It’s Dec. 31, 1999. Dr. Jeffrey Samuels is in a small village outside of Kandy, Sri Lanka, standing on the flat roof of a newly built residence hall, looking at rural hills and trees. For months, he’s studied the monastic training and education of Buddhism, working toward his dissertation at the University of Virginia.
On the other side of the roof, 13 native boys, ages 8 to 18, wait anxiously, for tomorrow they will become Buddhist novices, young monks. The head monk explains to them the ordination procedure for tonight and tomorrow – the verses to recite, how to sit, what to expect.
Samuels has seen ordinations before, but nothing like this – on New Year’s Eve. Tonight, there will be an all-night blessing ritual until morning, and then the ordination ceremony.

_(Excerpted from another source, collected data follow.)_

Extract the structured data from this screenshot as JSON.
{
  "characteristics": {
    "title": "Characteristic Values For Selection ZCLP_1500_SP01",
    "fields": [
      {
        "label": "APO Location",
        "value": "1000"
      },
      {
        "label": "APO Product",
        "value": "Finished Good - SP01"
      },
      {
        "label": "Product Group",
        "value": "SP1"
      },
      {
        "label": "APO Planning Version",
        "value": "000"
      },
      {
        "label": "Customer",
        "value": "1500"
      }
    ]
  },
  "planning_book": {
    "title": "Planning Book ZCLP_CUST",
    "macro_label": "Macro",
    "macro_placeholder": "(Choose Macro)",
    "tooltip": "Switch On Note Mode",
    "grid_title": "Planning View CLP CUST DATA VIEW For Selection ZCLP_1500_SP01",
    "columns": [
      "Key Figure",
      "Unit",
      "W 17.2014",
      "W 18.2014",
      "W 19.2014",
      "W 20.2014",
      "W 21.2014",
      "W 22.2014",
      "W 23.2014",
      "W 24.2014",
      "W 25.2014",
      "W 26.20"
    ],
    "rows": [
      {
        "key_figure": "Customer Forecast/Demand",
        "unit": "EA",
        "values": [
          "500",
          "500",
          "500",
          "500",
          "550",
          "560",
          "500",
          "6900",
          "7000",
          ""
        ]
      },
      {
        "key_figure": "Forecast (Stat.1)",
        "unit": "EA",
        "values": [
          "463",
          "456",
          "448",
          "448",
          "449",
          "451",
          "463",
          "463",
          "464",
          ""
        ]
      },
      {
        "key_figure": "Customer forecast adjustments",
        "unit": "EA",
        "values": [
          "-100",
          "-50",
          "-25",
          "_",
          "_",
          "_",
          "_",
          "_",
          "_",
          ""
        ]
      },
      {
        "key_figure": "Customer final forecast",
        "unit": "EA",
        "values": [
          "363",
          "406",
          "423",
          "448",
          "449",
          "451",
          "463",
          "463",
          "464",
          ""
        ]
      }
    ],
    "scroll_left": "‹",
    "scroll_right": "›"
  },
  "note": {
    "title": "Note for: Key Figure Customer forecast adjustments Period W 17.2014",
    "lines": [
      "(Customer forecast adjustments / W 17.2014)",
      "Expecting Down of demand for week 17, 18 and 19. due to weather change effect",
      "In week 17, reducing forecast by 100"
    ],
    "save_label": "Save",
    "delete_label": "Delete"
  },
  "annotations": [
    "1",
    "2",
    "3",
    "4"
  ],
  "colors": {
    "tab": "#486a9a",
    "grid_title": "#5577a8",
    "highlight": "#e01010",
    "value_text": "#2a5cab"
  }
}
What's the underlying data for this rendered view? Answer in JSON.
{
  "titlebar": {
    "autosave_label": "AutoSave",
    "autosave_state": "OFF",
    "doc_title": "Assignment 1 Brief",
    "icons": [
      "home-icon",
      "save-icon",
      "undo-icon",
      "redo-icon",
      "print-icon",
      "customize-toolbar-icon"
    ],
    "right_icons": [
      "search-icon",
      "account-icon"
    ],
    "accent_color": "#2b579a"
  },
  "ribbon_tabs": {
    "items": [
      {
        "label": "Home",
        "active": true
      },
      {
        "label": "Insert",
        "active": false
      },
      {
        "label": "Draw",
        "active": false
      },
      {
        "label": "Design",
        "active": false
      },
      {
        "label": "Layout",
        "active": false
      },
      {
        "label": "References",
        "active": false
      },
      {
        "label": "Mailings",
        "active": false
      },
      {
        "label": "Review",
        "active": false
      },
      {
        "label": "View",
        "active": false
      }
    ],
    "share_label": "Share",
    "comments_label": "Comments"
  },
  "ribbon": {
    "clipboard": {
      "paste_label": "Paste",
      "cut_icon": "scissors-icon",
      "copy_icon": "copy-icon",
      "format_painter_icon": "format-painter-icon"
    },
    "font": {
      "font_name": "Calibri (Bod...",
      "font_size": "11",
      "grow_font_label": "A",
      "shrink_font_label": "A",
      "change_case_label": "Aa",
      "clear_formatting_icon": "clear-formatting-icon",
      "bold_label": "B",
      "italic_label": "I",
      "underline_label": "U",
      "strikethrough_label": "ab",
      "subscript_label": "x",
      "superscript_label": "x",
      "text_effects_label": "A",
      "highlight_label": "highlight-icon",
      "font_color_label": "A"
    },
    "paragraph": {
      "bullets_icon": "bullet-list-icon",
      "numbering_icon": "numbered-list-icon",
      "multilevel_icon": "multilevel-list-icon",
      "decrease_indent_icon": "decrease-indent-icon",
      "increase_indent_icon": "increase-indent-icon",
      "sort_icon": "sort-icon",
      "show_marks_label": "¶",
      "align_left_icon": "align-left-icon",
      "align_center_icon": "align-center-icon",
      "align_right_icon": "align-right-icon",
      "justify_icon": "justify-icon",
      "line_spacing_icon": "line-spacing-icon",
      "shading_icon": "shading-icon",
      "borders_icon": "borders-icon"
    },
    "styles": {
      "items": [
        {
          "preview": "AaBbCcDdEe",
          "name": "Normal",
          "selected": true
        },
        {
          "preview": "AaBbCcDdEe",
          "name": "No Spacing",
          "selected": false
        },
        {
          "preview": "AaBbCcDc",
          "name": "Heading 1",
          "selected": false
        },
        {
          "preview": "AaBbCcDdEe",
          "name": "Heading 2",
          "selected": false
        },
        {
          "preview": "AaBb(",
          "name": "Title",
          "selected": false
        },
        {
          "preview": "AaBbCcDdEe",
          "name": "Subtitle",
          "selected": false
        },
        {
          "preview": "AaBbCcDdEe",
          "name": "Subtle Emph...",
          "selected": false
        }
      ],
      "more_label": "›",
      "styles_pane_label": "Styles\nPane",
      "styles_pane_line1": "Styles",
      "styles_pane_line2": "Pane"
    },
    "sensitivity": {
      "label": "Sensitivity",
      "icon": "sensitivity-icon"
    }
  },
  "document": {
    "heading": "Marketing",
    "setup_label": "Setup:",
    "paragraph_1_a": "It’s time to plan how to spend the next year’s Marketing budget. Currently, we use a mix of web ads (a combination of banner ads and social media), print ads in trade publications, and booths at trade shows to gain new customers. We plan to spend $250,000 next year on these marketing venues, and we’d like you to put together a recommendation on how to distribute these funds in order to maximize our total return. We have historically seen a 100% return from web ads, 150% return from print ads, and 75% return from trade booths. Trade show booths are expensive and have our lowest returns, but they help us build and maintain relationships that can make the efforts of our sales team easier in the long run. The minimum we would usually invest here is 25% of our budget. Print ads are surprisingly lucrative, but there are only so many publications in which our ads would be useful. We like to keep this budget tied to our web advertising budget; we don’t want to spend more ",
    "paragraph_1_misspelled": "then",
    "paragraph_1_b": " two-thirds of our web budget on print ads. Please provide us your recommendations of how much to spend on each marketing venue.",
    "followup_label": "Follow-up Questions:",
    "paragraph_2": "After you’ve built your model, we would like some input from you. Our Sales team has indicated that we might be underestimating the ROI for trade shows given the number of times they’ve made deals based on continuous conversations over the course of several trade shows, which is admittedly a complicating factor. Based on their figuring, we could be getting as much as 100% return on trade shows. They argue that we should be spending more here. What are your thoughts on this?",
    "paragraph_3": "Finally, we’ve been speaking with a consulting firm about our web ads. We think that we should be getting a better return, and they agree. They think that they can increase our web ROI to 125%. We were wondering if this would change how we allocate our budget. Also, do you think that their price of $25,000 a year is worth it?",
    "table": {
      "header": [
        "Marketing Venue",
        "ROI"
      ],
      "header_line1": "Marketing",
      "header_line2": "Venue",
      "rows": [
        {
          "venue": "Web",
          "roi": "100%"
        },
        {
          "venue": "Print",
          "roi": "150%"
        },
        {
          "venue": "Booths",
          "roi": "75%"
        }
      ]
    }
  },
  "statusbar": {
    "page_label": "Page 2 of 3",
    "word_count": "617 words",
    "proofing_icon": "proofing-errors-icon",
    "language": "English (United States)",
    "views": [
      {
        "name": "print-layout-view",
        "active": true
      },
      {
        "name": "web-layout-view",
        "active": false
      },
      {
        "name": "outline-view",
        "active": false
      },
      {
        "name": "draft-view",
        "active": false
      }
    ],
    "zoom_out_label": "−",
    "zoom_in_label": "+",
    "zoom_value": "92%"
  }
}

Samuels moves with the novice monks to a sunlit rectangular room on the fourth floor of the shrine hall next door. Parents pour in to see their sons for the first time in six months. The sons bow and prostrate at their parents’ feet.

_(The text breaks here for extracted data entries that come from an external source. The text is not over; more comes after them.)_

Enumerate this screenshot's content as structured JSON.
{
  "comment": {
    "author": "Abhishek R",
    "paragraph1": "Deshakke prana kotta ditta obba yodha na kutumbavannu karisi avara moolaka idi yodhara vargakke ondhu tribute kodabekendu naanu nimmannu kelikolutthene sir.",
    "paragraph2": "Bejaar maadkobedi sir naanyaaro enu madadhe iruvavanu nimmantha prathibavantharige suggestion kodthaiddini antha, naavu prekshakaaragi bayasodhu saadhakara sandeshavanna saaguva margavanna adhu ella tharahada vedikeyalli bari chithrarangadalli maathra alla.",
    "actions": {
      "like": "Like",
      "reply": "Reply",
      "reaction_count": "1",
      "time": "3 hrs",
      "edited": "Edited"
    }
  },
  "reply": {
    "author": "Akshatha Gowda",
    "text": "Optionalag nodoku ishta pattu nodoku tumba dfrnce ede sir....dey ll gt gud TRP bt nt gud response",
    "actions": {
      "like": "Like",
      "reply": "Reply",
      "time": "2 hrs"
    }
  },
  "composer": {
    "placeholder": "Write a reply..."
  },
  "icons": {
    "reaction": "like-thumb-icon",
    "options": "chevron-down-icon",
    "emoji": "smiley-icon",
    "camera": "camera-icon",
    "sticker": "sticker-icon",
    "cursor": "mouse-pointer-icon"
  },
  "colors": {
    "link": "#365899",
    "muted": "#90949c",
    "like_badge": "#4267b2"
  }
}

“It’s relaxed; it’s festive,” Samuels said.
The parents give their sons gifts – some of the eight monastic requisites such as begging bowls, robes, razors, belts.
At 6 p.m., the patrons of a nearby temple prepare for the blessing ritual, pulling out mats for everyone to sit and lay on and meditate into the New Year.

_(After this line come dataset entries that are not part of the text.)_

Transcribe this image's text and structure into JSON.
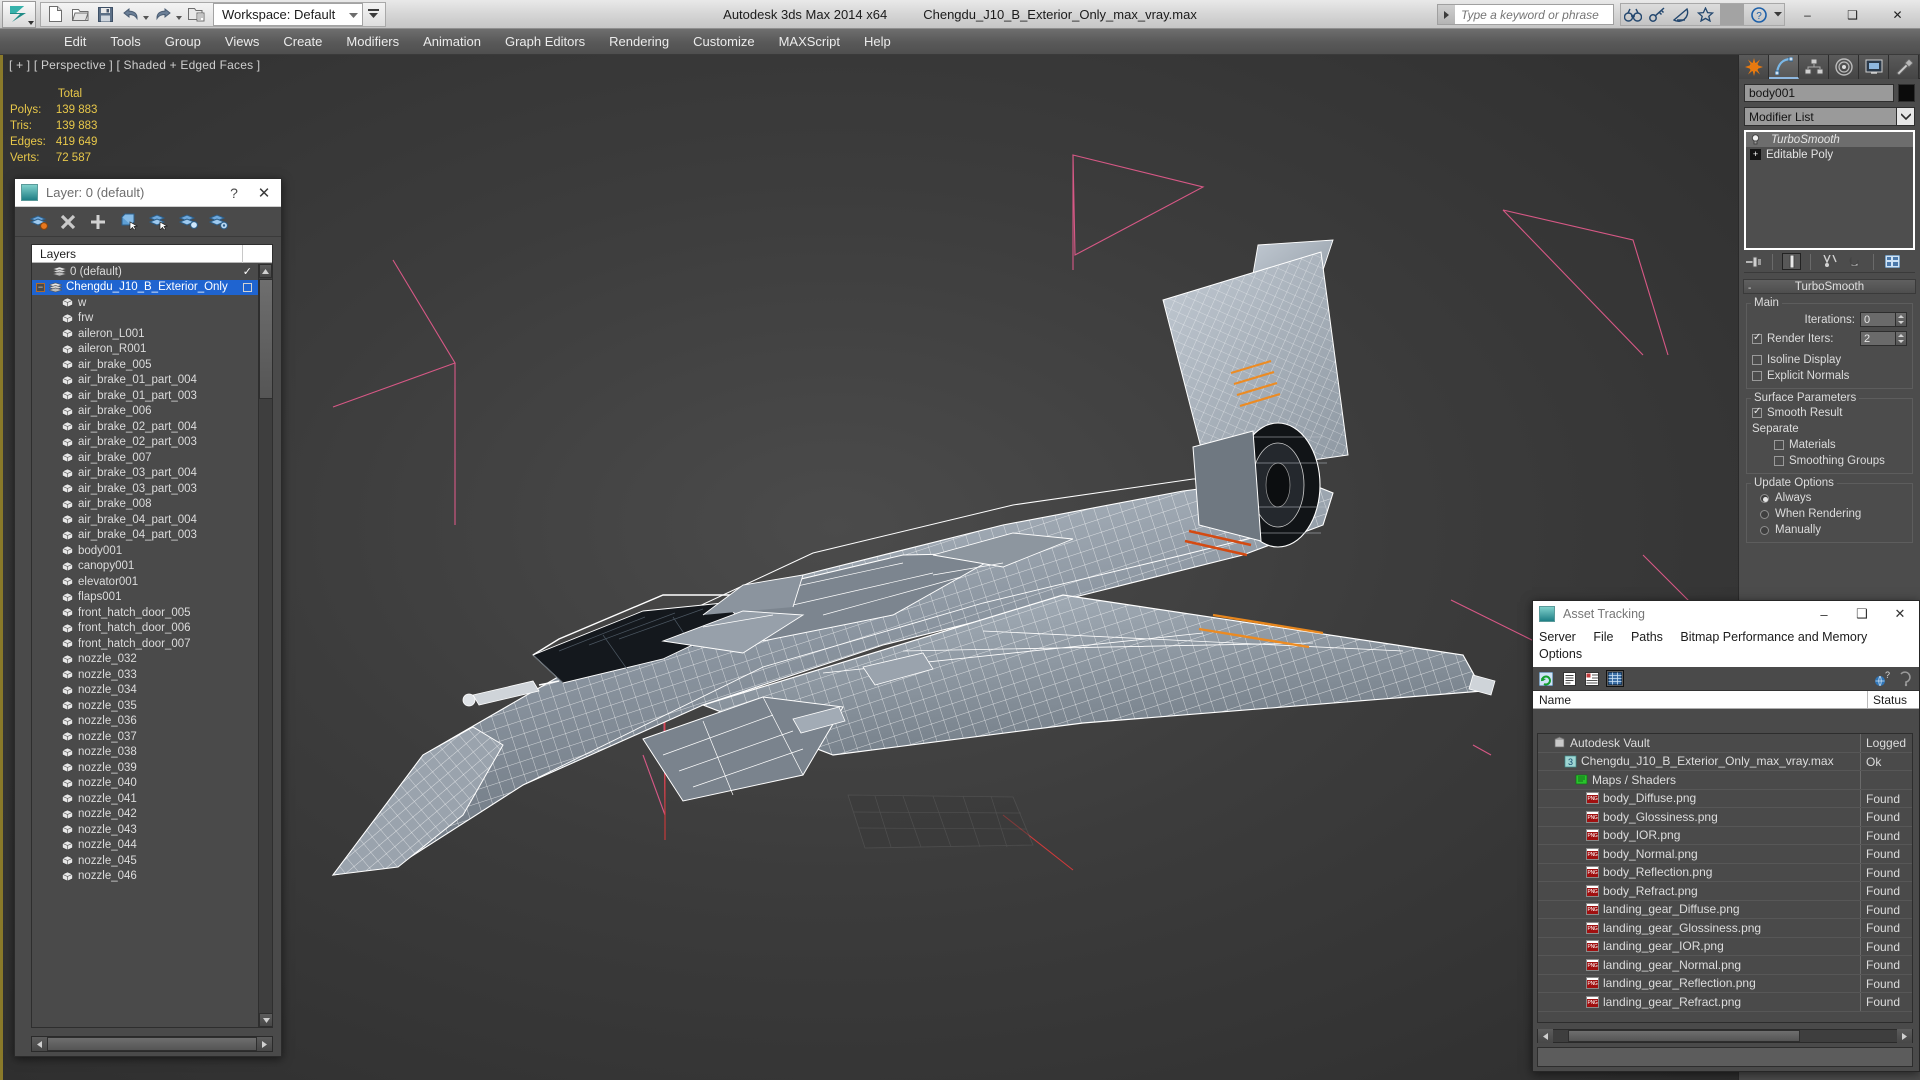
{
  "titlebar": {
    "app_title": "Autodesk 3ds Max  2014 x64",
    "file_title": "Chengdu_J10_B_Exterior_Only_max_vray.max",
    "workspace_label": "Workspace: Default",
    "search_placeholder": "Type a keyword or phrase",
    "quick_access": [
      "new-file-icon",
      "open-file-icon",
      "save-file-icon",
      "undo-icon",
      "redo-icon",
      "set-project-folder-icon"
    ],
    "infocenter_icons": [
      "binoculars-icon",
      "key-icon",
      "satellite-dish-icon",
      "star-icon",
      "help-icon"
    ],
    "window_buttons": {
      "minimize": "–",
      "maximize": "❑",
      "close": "✕"
    }
  },
  "menubar": {
    "items": [
      "Edit",
      "Tools",
      "Group",
      "Views",
      "Create",
      "Modifiers",
      "Animation",
      "Graph Editors",
      "Rendering",
      "Customize",
      "MAXScript",
      "Help"
    ]
  },
  "viewport": {
    "label": "[ + ] [ Perspective ] [ Shaded + Edged Faces ]",
    "stats": {
      "header": "Total",
      "rows": [
        {
          "label": "Polys:",
          "value": "139 883"
        },
        {
          "label": "Tris:",
          "value": "139 883"
        },
        {
          "label": "Edges:",
          "value": "419 649"
        },
        {
          "label": "Verts:",
          "value": "72 587"
        }
      ]
    },
    "colors": {
      "stats_text": "#e8c84a",
      "gizmo_pink": "#e05a8a",
      "background": "#3c3c3c"
    }
  },
  "layer_dialog": {
    "title": "Layer: 0 (default)",
    "help_glyph": "?",
    "close_glyph": "✕",
    "toolbar_icons": [
      "create-new-layer-icon",
      "delete-layer-icon",
      "add-selection-to-layer-icon",
      "select-objects-in-layer-icon",
      "select-highlighted-objects-icon",
      "highlight-selected-objects-icon",
      "layer-properties-icon"
    ],
    "column_header": "Layers",
    "rows": [
      {
        "label": "0 (default)",
        "indent": 1,
        "type": "layer",
        "selected": false,
        "check": "✓"
      },
      {
        "label": "Chengdu_J10_B_Exterior_Only",
        "indent": 0,
        "type": "layer",
        "selected": true,
        "expander": "−",
        "square": true
      },
      {
        "label": "w",
        "indent": 2,
        "type": "object"
      },
      {
        "label": "frw",
        "indent": 2,
        "type": "object"
      },
      {
        "label": "aileron_L001",
        "indent": 2,
        "type": "object"
      },
      {
        "label": "aileron_R001",
        "indent": 2,
        "type": "object"
      },
      {
        "label": "air_brake_005",
        "indent": 2,
        "type": "object"
      },
      {
        "label": "air_brake_01_part_004",
        "indent": 2,
        "type": "object"
      },
      {
        "label": "air_brake_01_part_003",
        "indent": 2,
        "type": "object"
      },
      {
        "label": "air_brake_006",
        "indent": 2,
        "type": "object"
      },
      {
        "label": "air_brake_02_part_004",
        "indent": 2,
        "type": "object"
      },
      {
        "label": "air_brake_02_part_003",
        "indent": 2,
        "type": "object"
      },
      {
        "label": "air_brake_007",
        "indent": 2,
        "type": "object"
      },
      {
        "label": "air_brake_03_part_004",
        "indent": 2,
        "type": "object"
      },
      {
        "label": "air_brake_03_part_003",
        "indent": 2,
        "type": "object"
      },
      {
        "label": "air_brake_008",
        "indent": 2,
        "type": "object"
      },
      {
        "label": "air_brake_04_part_004",
        "indent": 2,
        "type": "object"
      },
      {
        "label": "air_brake_04_part_003",
        "indent": 2,
        "type": "object"
      },
      {
        "label": "body001",
        "indent": 2,
        "type": "object"
      },
      {
        "label": "canopy001",
        "indent": 2,
        "type": "object"
      },
      {
        "label": "elevator001",
        "indent": 2,
        "type": "object"
      },
      {
        "label": "flaps001",
        "indent": 2,
        "type": "object"
      },
      {
        "label": "front_hatch_door_005",
        "indent": 2,
        "type": "object"
      },
      {
        "label": "front_hatch_door_006",
        "indent": 2,
        "type": "object"
      },
      {
        "label": "front_hatch_door_007",
        "indent": 2,
        "type": "object"
      },
      {
        "label": "nozzle_032",
        "indent": 2,
        "type": "object"
      },
      {
        "label": "nozzle_033",
        "indent": 2,
        "type": "object"
      },
      {
        "label": "nozzle_034",
        "indent": 2,
        "type": "object"
      },
      {
        "label": "nozzle_035",
        "indent": 2,
        "type": "object"
      },
      {
        "label": "nozzle_036",
        "indent": 2,
        "type": "object"
      },
      {
        "label": "nozzle_037",
        "indent": 2,
        "type": "object"
      },
      {
        "label": "nozzle_038",
        "indent": 2,
        "type": "object"
      },
      {
        "label": "nozzle_039",
        "indent": 2,
        "type": "object"
      },
      {
        "label": "nozzle_040",
        "indent": 2,
        "type": "object"
      },
      {
        "label": "nozzle_041",
        "indent": 2,
        "type": "object"
      },
      {
        "label": "nozzle_042",
        "indent": 2,
        "type": "object"
      },
      {
        "label": "nozzle_043",
        "indent": 2,
        "type": "object"
      },
      {
        "label": "nozzle_044",
        "indent": 2,
        "type": "object"
      },
      {
        "label": "nozzle_045",
        "indent": 2,
        "type": "object"
      },
      {
        "label": "nozzle_046",
        "indent": 2,
        "type": "object"
      }
    ]
  },
  "asset_tracking": {
    "title": "Asset Tracking",
    "window_buttons": {
      "minimize": "–",
      "maximize": "❑",
      "close": "✕"
    },
    "menu": [
      "Server",
      "File",
      "Paths",
      "Bitmap Performance and Memory",
      "Options"
    ],
    "toolbar_icons": [
      "refresh-icon",
      "list-view-icon",
      "details-view-icon",
      "grid-view-icon",
      "help-web-icon",
      "help-icon"
    ],
    "columns": {
      "name": "Name",
      "status": "Status"
    },
    "rows": [
      {
        "name": "Autodesk Vault",
        "status": "Logged",
        "indent": 1,
        "icon": "vault-icon"
      },
      {
        "name": "Chengdu_J10_B_Exterior_Only_max_vray.max",
        "status": "Ok",
        "indent": 2,
        "icon": "max-file-icon"
      },
      {
        "name": "Maps / Shaders",
        "status": "",
        "indent": 3,
        "icon": "maps-shaders-icon"
      },
      {
        "name": "body_Diffuse.png",
        "status": "Found",
        "indent": 4,
        "icon": "png-icon"
      },
      {
        "name": "body_Glossiness.png",
        "status": "Found",
        "indent": 4,
        "icon": "png-icon"
      },
      {
        "name": "body_IOR.png",
        "status": "Found",
        "indent": 4,
        "icon": "png-icon"
      },
      {
        "name": "body_Normal.png",
        "status": "Found",
        "indent": 4,
        "icon": "png-icon"
      },
      {
        "name": "body_Reflection.png",
        "status": "Found",
        "indent": 4,
        "icon": "png-icon"
      },
      {
        "name": "body_Refract.png",
        "status": "Found",
        "indent": 4,
        "icon": "png-icon"
      },
      {
        "name": "landing_gear_Diffuse.png",
        "status": "Found",
        "indent": 4,
        "icon": "png-icon"
      },
      {
        "name": "landing_gear_Glossiness.png",
        "status": "Found",
        "indent": 4,
        "icon": "png-icon"
      },
      {
        "name": "landing_gear_IOR.png",
        "status": "Found",
        "indent": 4,
        "icon": "png-icon"
      },
      {
        "name": "landing_gear_Normal.png",
        "status": "Found",
        "indent": 4,
        "icon": "png-icon"
      },
      {
        "name": "landing_gear_Reflection.png",
        "status": "Found",
        "indent": 4,
        "icon": "png-icon"
      },
      {
        "name": "landing_gear_Refract.png",
        "status": "Found",
        "indent": 4,
        "icon": "png-icon"
      }
    ]
  },
  "command_panel": {
    "tabs": [
      "create-tab",
      "modify-tab",
      "hierarchy-tab",
      "motion-tab",
      "display-tab",
      "utilities-tab"
    ],
    "active_tab_index": 1,
    "object_name": "body001",
    "modifier_list_label": "Modifier List",
    "stack": [
      {
        "label": "TurboSmooth",
        "italic": true
      },
      {
        "label": "Editable Poly",
        "italic": false,
        "expandable": "+"
      }
    ],
    "stack_tools": [
      "pin-stack-icon",
      "show-end-result-icon",
      "make-unique-icon",
      "remove-modifier-icon",
      "configure-modifier-sets-icon"
    ],
    "rollout": {
      "title": "TurboSmooth",
      "minus": "-",
      "groups": [
        {
          "title": "Main",
          "fields": [
            {
              "type": "spinner",
              "label": "Iterations:",
              "value": "0"
            },
            {
              "type": "spinner",
              "label": "Render Iters:",
              "value": "2",
              "checkbox": true,
              "checked": true
            },
            {
              "type": "checkbox",
              "label": "Isoline Display",
              "checked": false
            },
            {
              "type": "checkbox",
              "label": "Explicit Normals",
              "checked": false
            }
          ]
        },
        {
          "title": "Surface Parameters",
          "fields": [
            {
              "type": "checkbox",
              "label": "Smooth Result",
              "checked": true
            },
            {
              "type": "text",
              "label": "Separate"
            },
            {
              "type": "checkbox",
              "label": "Materials",
              "checked": false,
              "indent": true
            },
            {
              "type": "checkbox",
              "label": "Smoothing Groups",
              "checked": false,
              "indent": true
            }
          ]
        },
        {
          "title": "Update Options",
          "fields": [
            {
              "type": "radio",
              "label": "Always",
              "checked": true
            },
            {
              "type": "radio",
              "label": "When Rendering",
              "checked": false
            },
            {
              "type": "radio",
              "label": "Manually",
              "checked": false
            }
          ]
        }
      ]
    }
  }
}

At 8 p.m., the elder monks return, chanting verses of Buddhist texts in their native language – Pali. The boys sit with the laypeople, about 150, mostly their parents. The monks bless the laypeople for the new millennium, the boys in their soon-to-begin monastic lives.
“It was certainly grand,” Samuels said.
Samuels interviews some of the laypeople during the night. The interviews tonight won’t go toward his dissertation, but toward a book he will publish in 2008.
The blessing ritual lasts until 6 a.m. The ceremony will begin at 8. In the meantime, the 13 boys’ hair is clipped – each of them hold a lock in his hand and meditates impermanence while he is soaped and shaved.
“Many of them dreamed of this day,” Samuels said. “There’s a certain aesthetic in monastic life. Many of the boys grew up going to the monastery after school, like some kids go to a playground.”
The shaved heads, the colorful robes, it’s all part of the aesthetic. The boys are dressed in pure white robes while they drink a small cup of tea.
And the ceremony begins. Back in the hall, the young monks pay respect to their parents, prostrating themselves at their feet – this time for the last time.
They turn and face the older monks, prostrate. The novice monks go off to dress in their new colorful, saffron robes given to them by the elder monks.
When they return, the laypeople shout “Sadha! Sadha!” (Amen! Amen!) The head monk recites the first of the Ten Precepts, with the novice monks repeating:
“Panatipata veramani sikkhapadam samadiyami” (I undertake the precept to refrain from destroying living creatures).
After they recite the remaining nine, the novice monks prostrate to the older monks. Then they turn around to witness their parents prostrating to them. Some of them are crying.
The parents linger for a while, but eventually they must go back to the village from which they came.